Canadian mother appeals to PM to help return abducted child

By Staff

A mother whose son was abducted to Armenia is appealing to Prime Minister Justin Trudeau to help bring her child home to Canada, Toronto family lawyer Michael Stangarone tells the Toronto Sun.

Stangarone, a partner with MacDonald & Partners LLP, represents the mother as co-counsel with Dana Bloom of Walker Head LLP.

Armenia is not a signatory to the Hague Convention — an international treaty for the return of unlawfully removed children — meaning the Convention cannot be invoked in order to return the child home to Canada, and Stangarone’s client has been “stuck in a quagmire in a foreign land trying to bring her child home.”

“If you lose a child to one of these countries (that isn’t a signatory), it’s hard to have them returned," Stangarone tells the Sun.

In an interview with, he says while it’s difficult to get children back from countries that are not signatories, “it’s not impossible and it does happen.”

Stangarone has been successful in these types of cases in the past and says the child should be returned to his mother “as it was a clear abduction.”

A hearing date in Armenia was scheduled for Oct. 10 but was adjourned to a further date.

Stangarone says his client has written to her member of parliament asking for assistance.
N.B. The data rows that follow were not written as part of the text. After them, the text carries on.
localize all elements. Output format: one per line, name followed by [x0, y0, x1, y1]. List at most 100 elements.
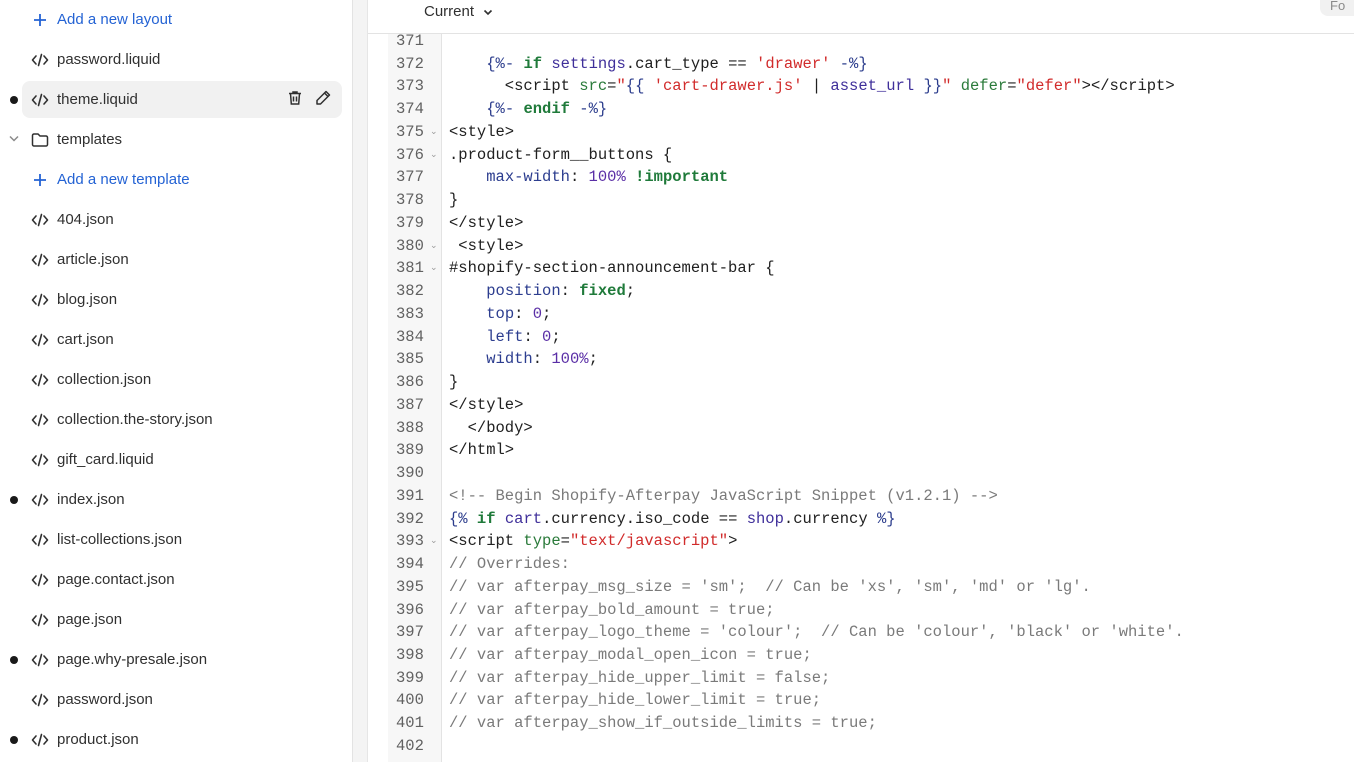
code-token: cart	[504, 509, 543, 528]
fold-chevron-icon[interactable]: ⌄	[430, 121, 438, 144]
code-token: :	[560, 282, 580, 301]
file-item[interactable]: index.json	[10, 481, 342, 518]
code-text: // var afterpay_msg_size = 'sm'; // Can …	[449, 576, 1091, 599]
file-item[interactable]: cart.json	[22, 321, 342, 358]
panel-divider[interactable]	[353, 0, 368, 762]
line-number: 371	[396, 32, 424, 50]
code-file-icon	[30, 690, 50, 710]
code-token: }	[449, 373, 459, 392]
code-text: width: 100%;	[449, 348, 598, 371]
code-token: .currency	[783, 509, 877, 528]
fold-chevron-icon[interactable]: ⌄	[430, 144, 438, 167]
file-item[interactable]: collection.the-story.json	[22, 401, 342, 438]
add-item-link[interactable]: Add a new layout	[22, 1, 342, 38]
code-token: "	[616, 77, 626, 96]
file-item[interactable]: list-collections.json	[22, 521, 342, 558]
code-token: =	[560, 532, 570, 551]
line-number: 384	[396, 327, 424, 346]
item-label: collection.json	[57, 371, 152, 388]
code-token: }}	[923, 77, 943, 96]
code-file-icon	[30, 90, 50, 110]
code-token: if	[523, 54, 543, 73]
file-item[interactable]: page.contact.json	[22, 561, 342, 598]
code-text: <!-- Begin Shopify-Afterpay JavaScript S…	[449, 485, 998, 508]
code-text: {%- if settings.cart_type == 'drawer' -%…	[449, 53, 867, 76]
code-token: <style>	[449, 122, 515, 141]
item-label: templates	[57, 131, 123, 148]
code-token: -%}	[579, 100, 608, 119]
editor-header: Current Fo	[368, 0, 1354, 34]
unsaved-dot-icon	[10, 735, 18, 744]
code-token: // var afterpay_msg_size = 'sm'; // Can …	[449, 577, 1091, 596]
code-editor: Current Fo 371 372 {%- if settings.cart_t…	[368, 0, 1354, 762]
chevron-down-icon[interactable]	[8, 131, 20, 148]
code-token: {%-	[486, 54, 515, 73]
code-token: "text/javascript"	[569, 532, 729, 551]
code-token: settings	[551, 54, 626, 73]
line-number: 386	[396, 373, 424, 392]
code-token: 0	[542, 327, 552, 346]
code-token: 'drawer'	[756, 54, 831, 73]
item-label: index.json	[57, 491, 125, 508]
folder-item[interactable]: templates	[9, 121, 342, 158]
fold-chevron-icon[interactable]: ⌄	[430, 235, 438, 258]
code-token: // var afterpay_logo_theme = 'colour'; /…	[449, 623, 1184, 642]
code-token: .currency.iso_code ==	[542, 509, 747, 528]
file-item[interactable]: password.liquid	[22, 41, 342, 78]
file-item[interactable]: article.json	[22, 241, 342, 278]
fold-chevron-icon[interactable]: ⌄	[430, 257, 438, 280]
file-item[interactable]: page.why-presale.json	[10, 641, 342, 678]
code-token: endif	[523, 100, 570, 119]
line-number: 395	[396, 577, 424, 596]
pencil-icon[interactable]	[314, 89, 332, 111]
code-token: </style>	[449, 395, 524, 414]
code-token: <style>	[449, 236, 524, 255]
plus-icon	[30, 170, 50, 190]
code-token: ;	[551, 327, 561, 346]
code-text: </style>	[449, 212, 523, 235]
fold-chevron-icon[interactable]: ⌄	[430, 530, 438, 553]
code-text: <style>	[449, 235, 523, 258]
code-text: max-width: 100% !important	[449, 166, 728, 189]
code-file-icon	[30, 50, 50, 70]
trash-icon[interactable]	[286, 89, 304, 111]
code-token: :	[569, 168, 589, 187]
file-item[interactable]: product.json	[10, 721, 342, 758]
code-token: ></script>	[1081, 77, 1175, 96]
code-token: left	[486, 327, 524, 346]
item-label: blog.json	[57, 291, 118, 308]
code-token: <!-- Begin Shopify-Afterpay JavaScript S…	[449, 486, 998, 505]
code-token: 100%	[588, 168, 626, 187]
file-item[interactable]: 404.json	[22, 201, 342, 238]
file-item[interactable]: blog.json	[22, 281, 342, 318]
item-label: article.json	[57, 251, 129, 268]
code-token: defer	[960, 77, 1008, 96]
line-number: 379	[396, 213, 424, 232]
version-select[interactable]: Current	[424, 3, 494, 20]
code-token: "	[942, 77, 952, 96]
code-text: // Overrides:	[449, 553, 570, 576]
file-item[interactable]: gift_card.liquid	[22, 441, 342, 478]
line-number: 374	[396, 100, 424, 119]
code-text: left: 0;	[449, 326, 561, 349]
file-item[interactable]: password.json	[22, 681, 342, 718]
file-item[interactable]: collection.json	[22, 361, 342, 398]
code-token: {%-	[486, 100, 515, 119]
item-label: collection.the-story.json	[57, 411, 213, 428]
item-label: page.why-presale.json	[57, 651, 208, 668]
code-text: // var afterpay_logo_theme = 'colour'; /…	[449, 621, 1184, 644]
code-token: </html>	[449, 441, 515, 460]
unsaved-dot-icon	[10, 495, 18, 504]
file-item[interactable]: theme.liquid	[10, 81, 342, 118]
line-number: 389	[396, 441, 424, 460]
format-button[interactable]: Fo	[1320, 0, 1354, 16]
code-file-icon	[30, 250, 50, 270]
add-item-link[interactable]: Add a new template	[22, 161, 342, 198]
file-item[interactable]: page.json	[22, 601, 342, 638]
It’s her hope that Trudeau, who is currently in Yerevan for la Francophonie summit, will speak with the Armenian government to have the child returned home.

“I’m pleading with him to help me return my son to his rightful home in Canada,” the mother tells the Sun.

Her ex-husband was born in Iran but is of Armenian heritage, the newspaper reports.

“After meeting at the University of Toronto, they married in June 2012. They separated shortly after their son’s birth in 2015 and have fought over access ever since,” the article states.

“The respondent (father) abducted the parties’ child, born May 1, 2015, on or about April 18, 2018. He took the child to Armenia purportedly on a vacation as ‘he needed a break from things,’” Ontario Superior Court Justice Laura Fryer wrote in her decision.

“His text messages are deliberately evasive,” added the Oshawa judge. “In these text messages, the respondent (father) warns the applicant (mother) ‘not to contact anybody as it might make it dangerous.’”

The judge awarded the mother permanent sole custody to “ensure and facilitate the immediate return of the child.”

That was six months ago. She tells the Sun she’s taken leave from her job as a radiation therapist and has been in Armenia fighting to have their courts recognize her Ontario custody orders ever since.

“It’s very scary. I don’t know the language, which has been a huge, huge problem.”

She says she desperately hopes the prime minister will plead her case to the Armenian government this week.

“It’s just been emotionally draining and exhausting,” the mother tells the Sun. “The only thing that has kept me going is hope, hope that I will get him back and return to Canada.”